GETTUB: Sininho ama Peter tanto quanto Tiger Lily. Mas em certo ponto do livro, ela abre mão de seu amor pelo bem da amiga. Na minha visão, ela ama mais Tiger Lily do que Peter. Isso seria uma alegoria para passar a mensagem de que as mulheres precisam se amar primeiro, precisam se unir, antes de amarem um homem? Ou é a representação da amizade pura e sincera, que está acima do amor entre gêneros?

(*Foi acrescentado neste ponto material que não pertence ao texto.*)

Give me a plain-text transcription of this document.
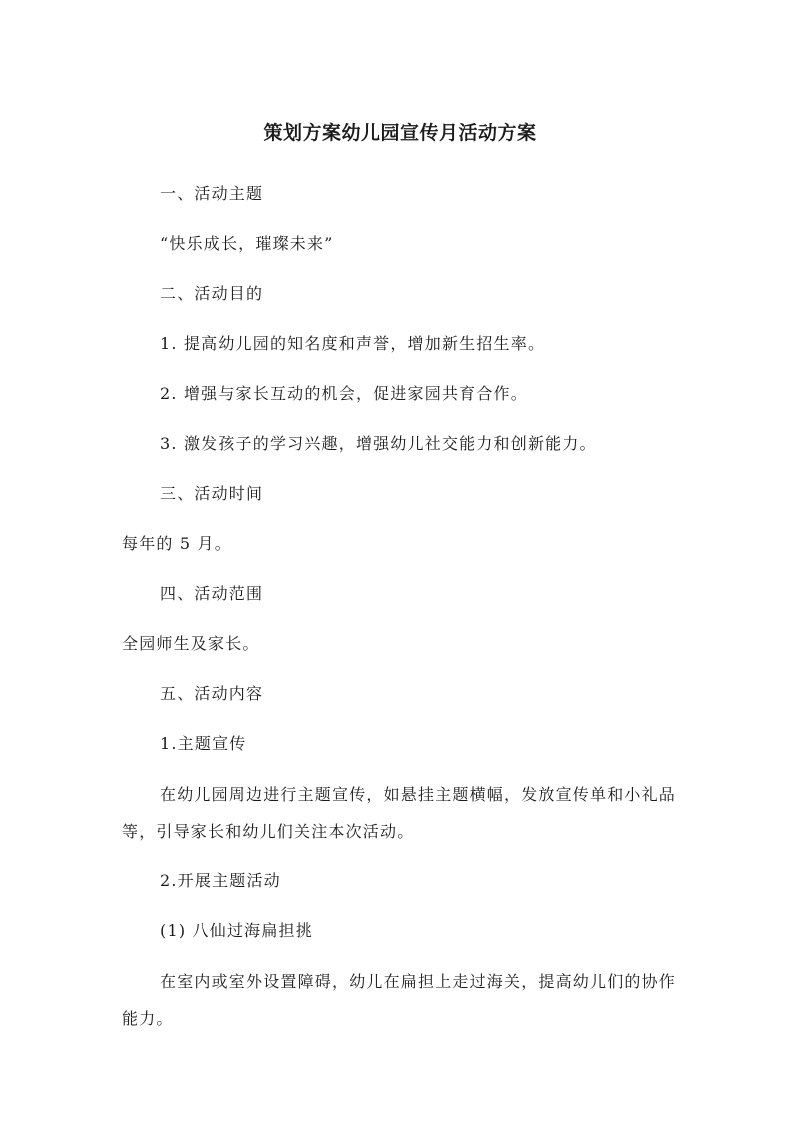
策划方案幼儿园宣传月活动方案
一、活动主题
“快乐成长，璀璨未来”
二、活动目的
1. 提高幼儿园的知名度和声誉，增加新生招生率。
2. 增强与家长互动的机会，促进家园共育合作。
3. 激发孩子的学习兴趣，增强幼儿社交能力和创新能力。
三、活动时间
每年的 5 月。
四、活动范围
全园师生及家长。
五、活动内容
1.主题宣传
在幼儿园周边进行主题宣传，如悬挂主题横幅，发放宣传单和小礼品等，引导家长和幼儿们关注本次活动。
2.开展主题活动
(1) 八仙过海扁担挑
在室内或室外设置障碍，幼儿在扁担上走过海关，提高幼儿们的协作能力。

JODI LYNN ANDERSON: Eu comecei a usar Sininho como meu caminho para a mente de uma personagem muito estóica e quieta. Eu sentia que Tiger Lily era muito fria e distante sem Sininho. Mas uma vez que eu comecei a usar a Sininho dessa maneira, para iluminar o mundo interior do Tiger Lily, foi inevitável que a fadinha desenvolvesse amor e lealdade por Tiger, sentimento que foi além de seu amor por Peter. Para mantê-las como as concorrentes estereotipadas, como eram na história original, eu sentia que elas seriam pequenas e fracas (embora eu tenha deixado um certo elemento de competição entre Tiger Lily e Wendy). Para ser honesta, acho difícil resistir a escrever sobre amizades femininas – quase todos os livros que escrevo, são sobre os laços entre as mulheres, de uma forma ou de outra.